To help address the problem, in December 2022 NASA launched its Surface Water and Ocean Topography (SWOT) satellite, which aims to measure the height of water in freshwater and ocean environments.

While previous satellites’ altimetry sensors struggled to resolve ocean features smaller than 100 km, SWOT was designed [PDF] to capture them in detail. Its Ka-band Radar Interferometer scans 120-km-wide swaths of sea surface height, delivering two-dimensional measurements with far greater resolution and lower noise than earlier altimeters. The satellite’s 21-day orbit enables repeated global coverage — though with limited temporal resolution.

The paper published in Nature today marks the first global view of submesoscale ocean dynamics from the SWOT satellite. These small-scale features – spanning just 1 to 100 kilometers – include eddies and internal waves whose dynamics and energy content had never been observed from a global perspective.
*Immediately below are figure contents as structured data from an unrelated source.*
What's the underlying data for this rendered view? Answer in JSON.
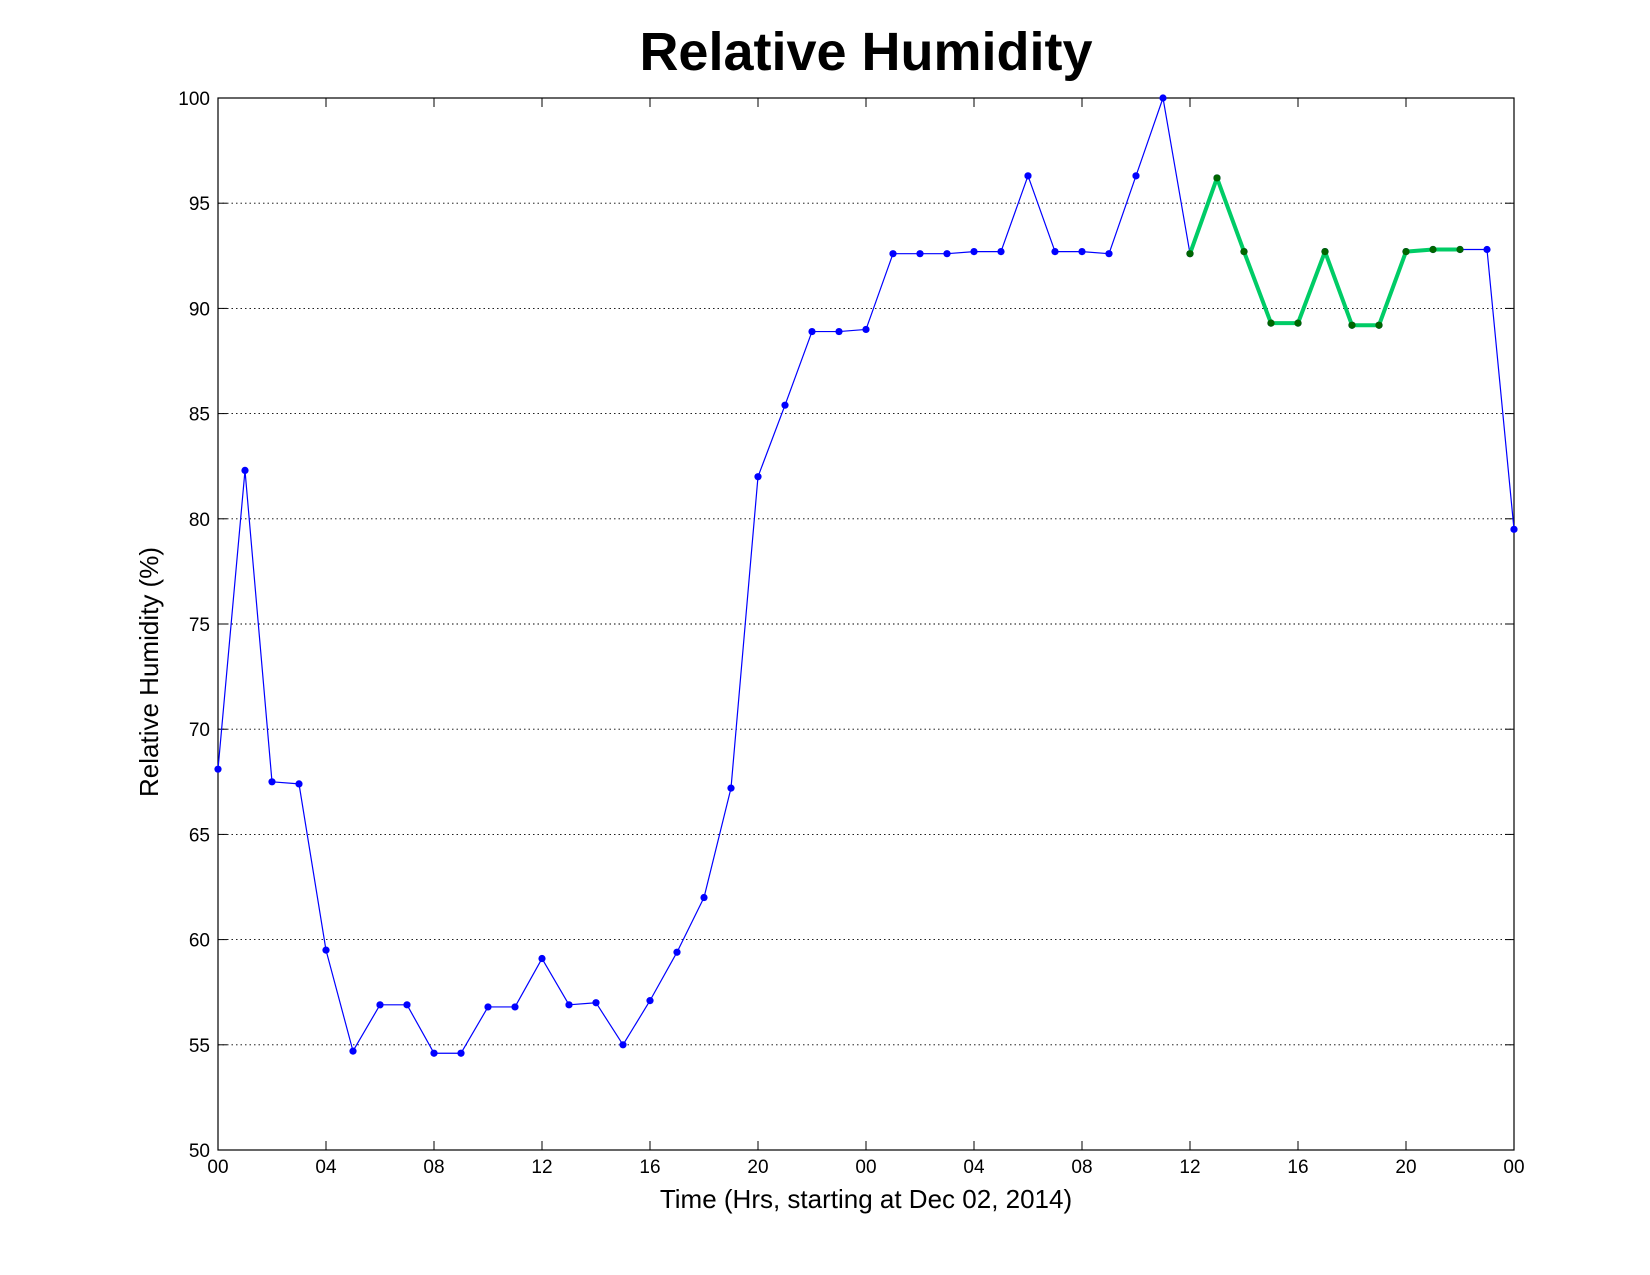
{
  "chart_data": {
    "type": "line",
    "title": "Relative Humidity",
    "xlabel": "Time (Hrs, starting at Dec 02, 2014)",
    "ylabel": "Relative Humidity (%)",
    "xlim": [
      0,
      48
    ],
    "ylim": [
      50,
      100
    ],
    "grid": "horizontal, dotted",
    "xticks": [
      {
        "x": 0,
        "label": "00"
      },
      {
        "x": 4,
        "label": "04"
      },
      {
        "x": 8,
        "label": "08"
      },
      {
        "x": 12,
        "label": "12"
      },
      {
        "x": 16,
        "label": "16"
      },
      {
        "x": 20,
        "label": "20"
      },
      {
        "x": 24,
        "label": "00"
      },
      {
        "x": 28,
        "label": "04"
      },
      {
        "x": 32,
        "label": "08"
      },
      {
        "x": 36,
        "label": "12"
      },
      {
        "x": 40,
        "label": "16"
      },
      {
        "x": 44,
        "label": "20"
      },
      {
        "x": 48,
        "label": "00"
      }
    ],
    "yticks": [
      {
        "y": 50,
        "label": "50"
      },
      {
        "y": 55,
        "label": "55"
      },
      {
        "y": 60,
        "label": "60"
      },
      {
        "y": 65,
        "label": "65"
      },
      {
        "y": 70,
        "label": "70"
      },
      {
        "y": 75,
        "label": "75"
      },
      {
        "y": 80,
        "label": "80"
      },
      {
        "y": 85,
        "label": "85"
      },
      {
        "y": 90,
        "label": "90"
      },
      {
        "y": 95,
        "label": "95"
      },
      {
        "y": 100,
        "label": "100"
      }
    ],
    "series": [
      {
        "line_color": "#0000ff",
        "marker_color": "#0000ff",
        "x": [
          0,
          1,
          2,
          3,
          4,
          5,
          6,
          7,
          8,
          9,
          10,
          11,
          12,
          13,
          14,
          15,
          16,
          17,
          18,
          19,
          20,
          21,
          22,
          23,
          24,
          25,
          26,
          27,
          28,
          29,
          30,
          31,
          32,
          33,
          34,
          35,
          36,
          37,
          38,
          39,
          40,
          41,
          42,
          43,
          44,
          45,
          46,
          47,
          48
        ],
        "values": [
          68.1,
          82.3,
          67.5,
          67.4,
          59.5,
          54.7,
          56.9,
          56.9,
          54.6,
          54.6,
          56.8,
          56.8,
          59.1,
          56.9,
          57.0,
          55.0,
          57.1,
          59.4,
          62.0,
          67.2,
          82.0,
          85.4,
          88.9,
          88.9,
          89.0,
          92.6,
          92.6,
          92.6,
          92.7,
          92.7,
          96.3,
          92.7,
          92.7,
          92.6,
          96.3,
          100.0,
          92.6,
          96.2,
          92.7,
          89.3,
          89.3,
          92.7,
          89.2,
          89.2,
          92.7,
          92.8,
          92.8,
          92.8,
          79.5
        ]
      },
      {
        "line_color": "#00cc66",
        "marker_color": "#006600",
        "x": [
          36,
          37,
          38,
          39,
          40,
          41,
          42,
          43,
          44,
          45,
          46
        ],
        "values": [
          92.6,
          96.2,
          92.7,
          89.3,
          89.3,
          92.7,
          89.2,
          89.2,
          92.7,
          92.8,
          92.8
        ]
      }
    ]
  }
}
Though small, scientists believe they influence the transport of heat, carbon, and nutrients between surface and interior layers.
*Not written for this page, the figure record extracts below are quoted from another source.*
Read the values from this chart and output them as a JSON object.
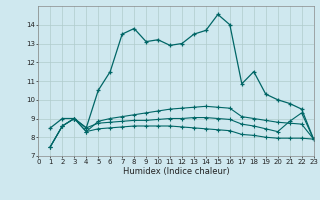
{
  "xlabel": "Humidex (Indice chaleur)",
  "bg_color": "#cfe8ef",
  "grid_color": "#b0cccc",
  "line_color": "#006666",
  "ylim": [
    7,
    15
  ],
  "xlim": [
    0,
    23
  ],
  "yticks": [
    7,
    8,
    9,
    10,
    11,
    12,
    13,
    14
  ],
  "xticks": [
    0,
    1,
    2,
    3,
    4,
    5,
    6,
    7,
    8,
    9,
    10,
    11,
    12,
    13,
    14,
    15,
    16,
    17,
    18,
    19,
    20,
    21,
    22,
    23
  ],
  "line1_x": [
    1,
    2,
    3,
    4,
    5,
    6,
    7,
    8,
    9,
    10,
    11,
    12,
    13,
    14,
    15,
    16,
    17,
    18,
    19,
    20,
    21,
    22,
    23
  ],
  "line1_y": [
    8.5,
    9.0,
    9.0,
    8.5,
    10.5,
    11.5,
    13.5,
    13.8,
    13.1,
    13.2,
    12.9,
    13.0,
    13.5,
    13.7,
    14.55,
    14.0,
    10.85,
    11.5,
    10.3,
    10.0,
    9.8,
    9.5,
    7.9
  ],
  "line2_x": [
    1,
    2,
    3,
    4,
    5,
    6,
    7,
    8,
    9,
    10,
    11,
    12,
    13,
    14,
    15,
    16,
    17,
    18,
    19,
    20,
    21,
    22,
    23
  ],
  "line2_y": [
    7.5,
    8.6,
    9.0,
    8.3,
    8.85,
    9.0,
    9.1,
    9.2,
    9.3,
    9.4,
    9.5,
    9.55,
    9.6,
    9.65,
    9.6,
    9.55,
    9.1,
    9.0,
    8.9,
    8.8,
    8.75,
    8.7,
    7.9
  ],
  "line3_x": [
    1,
    2,
    3,
    4,
    5,
    6,
    7,
    8,
    9,
    10,
    11,
    12,
    13,
    14,
    15,
    16,
    17,
    18,
    19,
    20,
    21,
    22,
    23
  ],
  "line3_y": [
    7.5,
    8.6,
    9.0,
    8.5,
    8.75,
    8.8,
    8.85,
    8.9,
    8.9,
    8.95,
    9.0,
    9.0,
    9.05,
    9.05,
    9.0,
    8.95,
    8.7,
    8.6,
    8.45,
    8.3,
    8.85,
    9.3,
    7.9
  ],
  "line4_x": [
    1,
    2,
    3,
    4,
    5,
    6,
    7,
    8,
    9,
    10,
    11,
    12,
    13,
    14,
    15,
    16,
    17,
    18,
    19,
    20,
    21,
    22,
    23
  ],
  "line4_y": [
    7.5,
    8.6,
    9.0,
    8.3,
    8.45,
    8.5,
    8.55,
    8.6,
    8.6,
    8.6,
    8.6,
    8.55,
    8.5,
    8.45,
    8.4,
    8.35,
    8.15,
    8.1,
    8.0,
    7.95,
    7.95,
    7.95,
    7.9
  ]
}
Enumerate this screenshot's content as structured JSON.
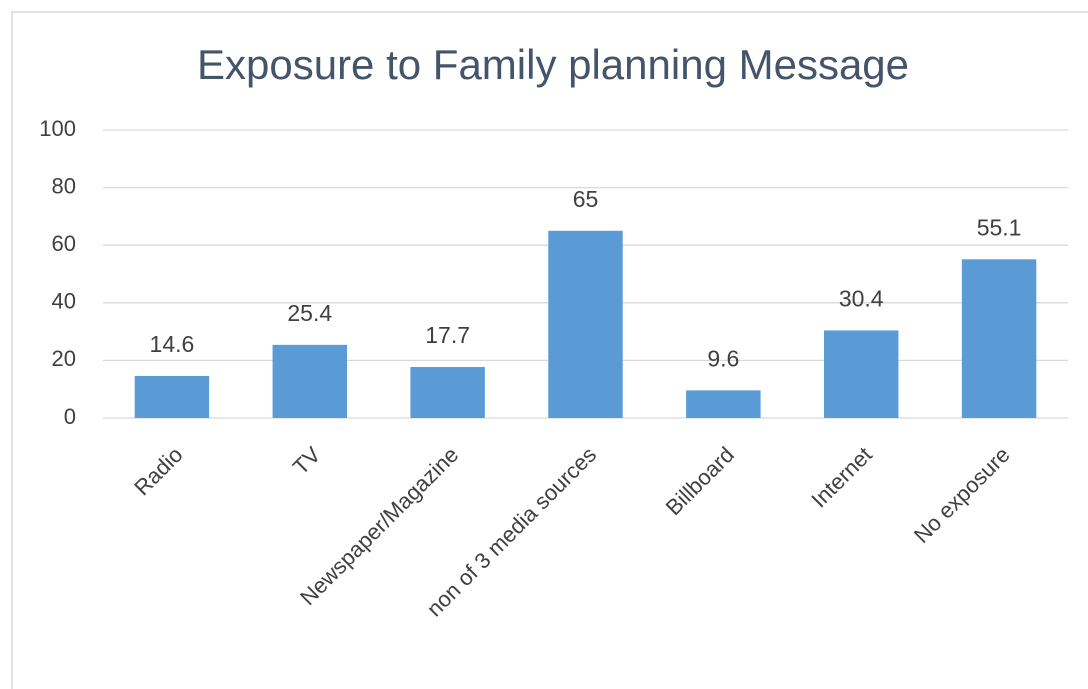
{
  "chart_data": {
    "type": "bar",
    "title": "Exposure to Family planning Message",
    "categories": [
      "Radio",
      "TV",
      "Newspaper/Magazine",
      "non of 3 media sources",
      "Billboard",
      "Internet",
      "No exposure"
    ],
    "values": [
      14.6,
      25.4,
      17.7,
      65,
      9.6,
      30.4,
      55.1
    ],
    "color": "#5b9bd5",
    "ylim": [
      0,
      100
    ],
    "yticks": [
      0,
      20,
      40,
      60,
      80,
      100
    ],
    "grid": true
  }
}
SWOT ushers in a new era of global ocean observing, placing [small-scale] ocean dynamics as a critical element of the Earth’s climate system

“These processes are crucial in regulating Earth’s climate, yet they have mostly been under the radar for oceanographers — almost literally,” said Elisa Carli, a research fellow in physical oceanography at the European Space Agency, in an accompanying article.

“These findings confirm that SWOT will be able to quantify kinetic-energy fluxes precisely, down to scales of around 10 km — a giant step in understanding ocean dynamics,” Carli said.
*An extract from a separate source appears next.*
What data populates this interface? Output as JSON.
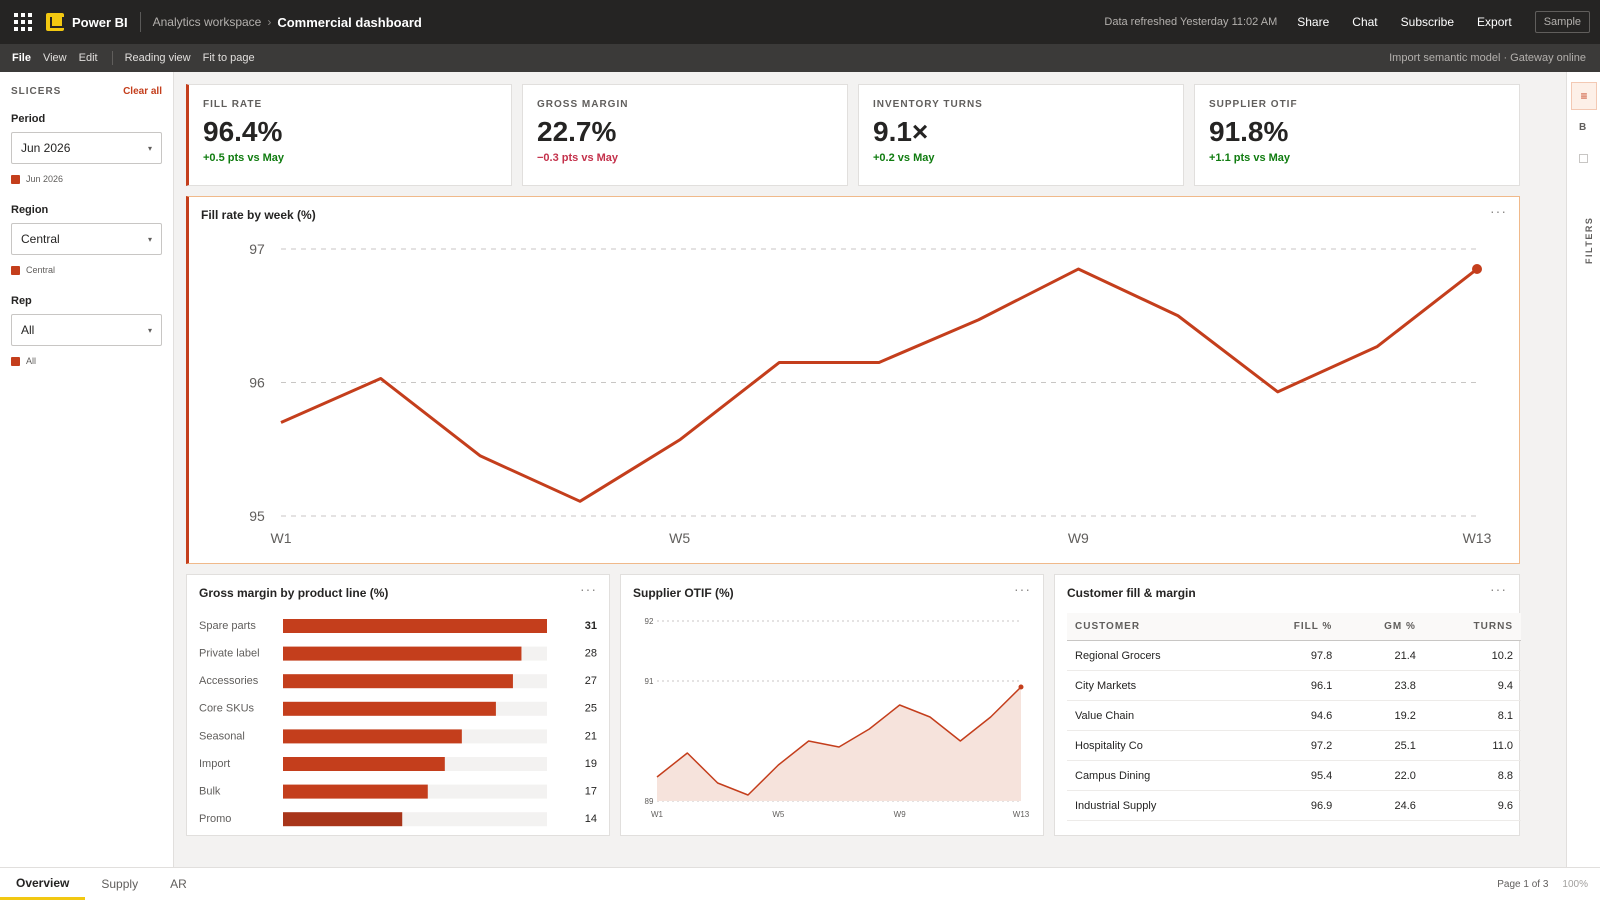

The researchers, led by NASA Jet Propulsion Lab research scientist Matthew Archer, said that the new data from the SWOT satellite not only confirm the characteristics of small-scale ocean features “but also suggest that their potential impacts on ocean energetics, the marine ecosystem, atmospheric weather and Earth’s climate system are much larger than anticipated.

“SWOT ushers in a new era of global ocean observing, placing [small-scale] ocean dynamics as a critical element of the Earth’s climate system,” the paper said.

However, Carli’s article points out that further work is needed to provide more detail, and calls for joint projects with other research teams.

“SWOT is a unique instrument that opens doors to explore unknown global and local ocean dynamics. The first results place [small-scale] ocean dynamics as a crucial element of Earth’s climate system. Exploiting all available data is a long process that will take years. But strong collaboration between the climate and data-science communities will lead to better understanding, prediction and protection of the ocean and of the whole climate system,” she said.

Observers of US politics of the last few months might fear for the prospect of such work. The Trump Administration is reportedly set to slash NASA’s science budget by nearly 50 percent, including significant cuts to climate research.